Her avatar (or one of them) remained in the reeking dungeons of Lord Hellion, apparently manacled to the walls, as the tyrant’s guards had left her. It was no more possible to manacle one of her race with chains than to bind quicksilver, but that was information best withheld from the locals.
“Our gracious Lord seems unconvinced of the need for moderation.
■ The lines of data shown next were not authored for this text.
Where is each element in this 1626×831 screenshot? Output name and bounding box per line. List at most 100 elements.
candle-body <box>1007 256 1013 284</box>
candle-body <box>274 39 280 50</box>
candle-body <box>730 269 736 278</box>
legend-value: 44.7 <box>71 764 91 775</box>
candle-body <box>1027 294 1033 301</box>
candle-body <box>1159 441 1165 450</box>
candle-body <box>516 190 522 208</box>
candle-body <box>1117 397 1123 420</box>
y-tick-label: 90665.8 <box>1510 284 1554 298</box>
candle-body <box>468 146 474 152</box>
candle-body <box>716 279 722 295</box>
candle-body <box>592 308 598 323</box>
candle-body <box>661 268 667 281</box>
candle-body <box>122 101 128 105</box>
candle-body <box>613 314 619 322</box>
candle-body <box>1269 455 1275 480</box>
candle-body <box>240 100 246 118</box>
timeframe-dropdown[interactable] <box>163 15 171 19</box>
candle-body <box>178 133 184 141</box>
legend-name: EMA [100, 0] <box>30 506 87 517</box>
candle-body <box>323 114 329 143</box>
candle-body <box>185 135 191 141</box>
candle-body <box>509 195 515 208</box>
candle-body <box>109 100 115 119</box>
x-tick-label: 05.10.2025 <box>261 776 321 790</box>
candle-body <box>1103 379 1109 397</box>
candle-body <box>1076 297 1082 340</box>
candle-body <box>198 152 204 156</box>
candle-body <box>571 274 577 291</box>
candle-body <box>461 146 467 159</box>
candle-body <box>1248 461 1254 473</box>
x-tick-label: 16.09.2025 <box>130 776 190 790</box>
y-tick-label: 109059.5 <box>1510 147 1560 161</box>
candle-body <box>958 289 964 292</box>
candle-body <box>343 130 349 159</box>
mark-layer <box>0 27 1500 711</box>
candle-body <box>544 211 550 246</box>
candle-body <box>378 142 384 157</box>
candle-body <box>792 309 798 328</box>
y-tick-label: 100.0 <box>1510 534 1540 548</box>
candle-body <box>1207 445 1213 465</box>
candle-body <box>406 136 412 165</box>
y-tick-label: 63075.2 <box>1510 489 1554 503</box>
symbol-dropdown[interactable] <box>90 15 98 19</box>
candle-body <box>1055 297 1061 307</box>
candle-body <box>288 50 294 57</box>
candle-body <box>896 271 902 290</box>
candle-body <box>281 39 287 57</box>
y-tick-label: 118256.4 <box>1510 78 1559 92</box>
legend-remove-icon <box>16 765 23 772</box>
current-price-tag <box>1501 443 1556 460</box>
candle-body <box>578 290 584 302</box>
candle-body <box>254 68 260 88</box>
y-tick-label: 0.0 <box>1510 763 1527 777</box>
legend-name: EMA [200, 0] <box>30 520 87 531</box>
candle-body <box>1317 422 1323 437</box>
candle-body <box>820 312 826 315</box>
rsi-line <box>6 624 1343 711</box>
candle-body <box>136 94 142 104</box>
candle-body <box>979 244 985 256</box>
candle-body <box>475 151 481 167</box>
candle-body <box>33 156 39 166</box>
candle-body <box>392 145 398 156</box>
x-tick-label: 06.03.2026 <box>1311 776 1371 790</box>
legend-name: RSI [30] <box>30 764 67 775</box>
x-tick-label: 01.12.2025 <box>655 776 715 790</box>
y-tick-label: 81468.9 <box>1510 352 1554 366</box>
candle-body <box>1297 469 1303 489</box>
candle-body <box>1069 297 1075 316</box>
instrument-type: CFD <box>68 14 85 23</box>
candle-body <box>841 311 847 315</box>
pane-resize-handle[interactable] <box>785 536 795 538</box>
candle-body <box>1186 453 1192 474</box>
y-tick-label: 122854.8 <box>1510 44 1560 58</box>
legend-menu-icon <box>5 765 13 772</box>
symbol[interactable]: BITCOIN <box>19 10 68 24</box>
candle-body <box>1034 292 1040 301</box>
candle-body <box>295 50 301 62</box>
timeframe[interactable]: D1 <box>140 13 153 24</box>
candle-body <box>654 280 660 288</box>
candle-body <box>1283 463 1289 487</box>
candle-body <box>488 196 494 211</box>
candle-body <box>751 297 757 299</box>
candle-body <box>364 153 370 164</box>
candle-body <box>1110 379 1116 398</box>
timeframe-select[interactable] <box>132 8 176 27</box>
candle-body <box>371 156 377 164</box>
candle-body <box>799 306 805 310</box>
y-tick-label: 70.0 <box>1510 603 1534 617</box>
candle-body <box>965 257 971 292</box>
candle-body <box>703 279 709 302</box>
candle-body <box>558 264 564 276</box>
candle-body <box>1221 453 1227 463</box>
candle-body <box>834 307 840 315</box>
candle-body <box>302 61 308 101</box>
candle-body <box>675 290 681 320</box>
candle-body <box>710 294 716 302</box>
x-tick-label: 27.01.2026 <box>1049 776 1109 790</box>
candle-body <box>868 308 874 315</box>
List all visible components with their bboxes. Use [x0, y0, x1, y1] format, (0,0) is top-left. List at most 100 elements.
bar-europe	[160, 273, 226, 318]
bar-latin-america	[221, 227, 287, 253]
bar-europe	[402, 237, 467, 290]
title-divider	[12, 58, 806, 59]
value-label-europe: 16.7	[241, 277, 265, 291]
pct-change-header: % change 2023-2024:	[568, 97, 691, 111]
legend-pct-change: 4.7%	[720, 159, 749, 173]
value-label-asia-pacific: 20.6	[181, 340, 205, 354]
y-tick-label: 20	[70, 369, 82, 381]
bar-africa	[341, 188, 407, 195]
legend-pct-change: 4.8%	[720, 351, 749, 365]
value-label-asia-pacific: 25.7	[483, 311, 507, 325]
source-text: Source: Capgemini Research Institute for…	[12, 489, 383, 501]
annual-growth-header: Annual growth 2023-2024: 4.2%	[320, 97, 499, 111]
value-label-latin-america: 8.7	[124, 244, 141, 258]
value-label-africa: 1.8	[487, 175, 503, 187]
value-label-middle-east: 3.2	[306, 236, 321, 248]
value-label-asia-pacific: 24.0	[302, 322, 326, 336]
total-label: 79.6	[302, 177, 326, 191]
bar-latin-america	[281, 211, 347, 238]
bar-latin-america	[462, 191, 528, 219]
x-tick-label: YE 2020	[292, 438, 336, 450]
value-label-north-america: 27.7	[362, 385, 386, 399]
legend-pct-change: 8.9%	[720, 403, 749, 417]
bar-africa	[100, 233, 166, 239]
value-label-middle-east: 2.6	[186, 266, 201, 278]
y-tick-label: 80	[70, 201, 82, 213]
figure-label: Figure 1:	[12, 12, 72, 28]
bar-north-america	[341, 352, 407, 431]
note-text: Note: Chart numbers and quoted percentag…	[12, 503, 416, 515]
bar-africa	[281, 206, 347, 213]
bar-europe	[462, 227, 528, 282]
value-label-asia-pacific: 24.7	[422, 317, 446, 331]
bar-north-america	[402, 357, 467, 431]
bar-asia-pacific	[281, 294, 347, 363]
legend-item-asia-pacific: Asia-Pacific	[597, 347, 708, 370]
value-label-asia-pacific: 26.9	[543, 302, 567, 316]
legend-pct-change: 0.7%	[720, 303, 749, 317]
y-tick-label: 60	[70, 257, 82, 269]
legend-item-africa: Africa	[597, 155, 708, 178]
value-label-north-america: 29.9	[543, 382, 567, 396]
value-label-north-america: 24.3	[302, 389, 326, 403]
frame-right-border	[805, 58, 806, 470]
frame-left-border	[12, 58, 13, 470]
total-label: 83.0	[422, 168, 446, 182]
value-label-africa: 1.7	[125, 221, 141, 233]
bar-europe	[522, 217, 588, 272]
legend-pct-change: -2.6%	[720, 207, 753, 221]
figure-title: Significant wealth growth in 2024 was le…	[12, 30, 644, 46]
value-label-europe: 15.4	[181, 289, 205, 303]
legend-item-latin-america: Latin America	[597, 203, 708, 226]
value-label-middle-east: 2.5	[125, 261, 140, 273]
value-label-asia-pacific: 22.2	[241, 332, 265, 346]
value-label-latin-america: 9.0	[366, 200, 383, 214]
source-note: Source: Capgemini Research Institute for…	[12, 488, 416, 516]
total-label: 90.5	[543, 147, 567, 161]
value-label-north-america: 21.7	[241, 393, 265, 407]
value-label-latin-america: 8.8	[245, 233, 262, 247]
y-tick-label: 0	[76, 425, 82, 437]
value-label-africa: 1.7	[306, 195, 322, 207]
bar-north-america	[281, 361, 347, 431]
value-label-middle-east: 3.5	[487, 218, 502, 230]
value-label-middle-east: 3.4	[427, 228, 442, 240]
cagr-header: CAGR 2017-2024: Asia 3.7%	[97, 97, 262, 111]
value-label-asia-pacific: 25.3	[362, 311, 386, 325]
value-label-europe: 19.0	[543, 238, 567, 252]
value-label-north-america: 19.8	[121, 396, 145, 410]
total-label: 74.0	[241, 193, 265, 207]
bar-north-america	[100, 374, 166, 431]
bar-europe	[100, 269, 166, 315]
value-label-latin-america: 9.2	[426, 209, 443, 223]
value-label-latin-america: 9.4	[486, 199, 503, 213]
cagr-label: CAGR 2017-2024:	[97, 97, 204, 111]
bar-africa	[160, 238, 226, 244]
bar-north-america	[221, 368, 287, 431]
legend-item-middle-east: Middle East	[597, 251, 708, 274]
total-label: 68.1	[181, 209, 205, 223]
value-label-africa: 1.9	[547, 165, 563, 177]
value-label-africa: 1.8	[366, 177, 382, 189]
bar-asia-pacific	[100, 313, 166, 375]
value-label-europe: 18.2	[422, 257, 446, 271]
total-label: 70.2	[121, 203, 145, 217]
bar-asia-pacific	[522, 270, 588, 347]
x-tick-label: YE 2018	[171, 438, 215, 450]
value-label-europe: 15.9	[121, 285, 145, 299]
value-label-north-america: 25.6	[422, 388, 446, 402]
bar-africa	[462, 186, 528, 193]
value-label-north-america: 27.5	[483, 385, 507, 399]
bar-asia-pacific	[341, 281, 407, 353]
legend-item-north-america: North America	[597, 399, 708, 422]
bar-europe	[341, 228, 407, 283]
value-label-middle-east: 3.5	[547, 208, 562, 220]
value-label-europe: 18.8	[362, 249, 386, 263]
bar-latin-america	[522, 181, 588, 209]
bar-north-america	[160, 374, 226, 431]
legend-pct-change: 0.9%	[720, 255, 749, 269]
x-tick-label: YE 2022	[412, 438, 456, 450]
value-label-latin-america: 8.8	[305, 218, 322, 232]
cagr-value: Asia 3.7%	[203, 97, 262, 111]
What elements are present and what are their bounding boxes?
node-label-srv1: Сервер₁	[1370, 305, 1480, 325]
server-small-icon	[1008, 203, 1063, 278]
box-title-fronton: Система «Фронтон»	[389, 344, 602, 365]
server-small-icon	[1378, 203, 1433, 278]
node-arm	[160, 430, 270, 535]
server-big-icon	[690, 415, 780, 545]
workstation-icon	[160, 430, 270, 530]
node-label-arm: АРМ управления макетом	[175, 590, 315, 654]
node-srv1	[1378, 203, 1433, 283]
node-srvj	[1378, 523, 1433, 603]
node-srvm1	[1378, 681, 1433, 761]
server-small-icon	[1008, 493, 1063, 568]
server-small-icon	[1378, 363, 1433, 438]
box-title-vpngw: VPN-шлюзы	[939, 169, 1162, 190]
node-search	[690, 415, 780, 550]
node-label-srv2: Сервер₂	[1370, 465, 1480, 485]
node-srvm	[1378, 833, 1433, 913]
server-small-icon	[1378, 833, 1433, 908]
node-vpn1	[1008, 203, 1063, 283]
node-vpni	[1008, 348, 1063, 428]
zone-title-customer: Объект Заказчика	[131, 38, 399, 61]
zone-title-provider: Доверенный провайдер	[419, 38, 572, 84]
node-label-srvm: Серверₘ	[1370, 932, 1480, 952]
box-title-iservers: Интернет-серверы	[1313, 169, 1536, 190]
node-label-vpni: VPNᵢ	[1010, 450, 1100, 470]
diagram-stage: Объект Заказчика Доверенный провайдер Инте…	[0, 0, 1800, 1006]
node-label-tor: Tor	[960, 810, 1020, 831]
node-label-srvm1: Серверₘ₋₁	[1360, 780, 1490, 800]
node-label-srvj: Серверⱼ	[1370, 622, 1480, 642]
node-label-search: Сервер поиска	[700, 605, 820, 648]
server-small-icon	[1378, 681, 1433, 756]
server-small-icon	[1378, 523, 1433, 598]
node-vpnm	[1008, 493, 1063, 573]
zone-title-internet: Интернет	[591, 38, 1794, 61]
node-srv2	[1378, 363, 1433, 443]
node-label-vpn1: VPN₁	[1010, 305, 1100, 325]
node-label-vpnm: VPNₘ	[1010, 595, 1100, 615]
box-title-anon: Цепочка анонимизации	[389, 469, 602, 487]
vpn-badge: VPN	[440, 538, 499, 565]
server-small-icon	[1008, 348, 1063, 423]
The war against the Irkallans runs too well in his favour and the great god Dybbuk cries for yet more blood. Always the same with these archaic societies with their slaughterous warlords. Pity we can’t exercise the instant conversion option.”
“I sympathize Hestia. Why play the long game when we could bring them up to speed instantly? Reconfigure their DNA, rewire their brains. Make them play nicely. From savage to deity overnight.”
“Well I guess the Council of Guardians have a point” she responded. “All in the fullness of time. But tomorrow should be provide some boisterous entertainment and may even advance our cause. “
The next day, a service of thanksgiving was to take place in the great Cathedral of Alomkik. Dybbuk was to be worshipped. Thanked for supplying victory in the latest campaign and petitioned for more. Slaves from the recent battle would be dragged in chains through the streets and slaughtered in ritual sacrifice outside the great oak doors at the western end of the Cathedral.
God was on their side. Dybbuk, great god of Opona, had smitten their enemies and his children rooted for more. That a similarly nasty little deity was being petitioned a few miles away for equal savagery against Opona didn’t seem to register.
And so it went on. And so it had gone on. Since the beginning of time on this and countless other worlds.
“Tomorrow shall be my dancing day. A sobering occasion when a people see the face of their god.” And with a grin and less than a ripple in the air, Hestia dematerialized to see what, if anything was going on in her dungeon.
It was not that the Guardians were devoid of emotion. Post-humans still allowed themselves a sense of humour. Joy too was theirs and even some of the baser feelings were achievable at a pinch. It was a matter of choice. They could feel as they wished – even sport a show of anger on occasion. But they were aware of their moods and in control.
Unlike less enlightened members of their former race, the highly (self) engineered Guardians and their peers in post physical society could control their environment; and above all themselves. Enlightened and supremely self-aware best described the post physical races. Near omnipotence and a just a hair’s breadth short of omniscience were qualities which served them well.
What they wanted was The Good. Not in terms of physical possessions of course, nor the power that mere animals craved. What they earnestly desired was that no-one should have to feel the less desirable qualia. What they strove for was the abolition of suffering. Their somewhat ambitious goal was “bliss for all”.
And tomorrow? Well, a small nudge along the path for one degenerate despot, on a small and not very significant planet in the middle of nowhere. But as the Guardians were fond of saying, you had to start somewhere.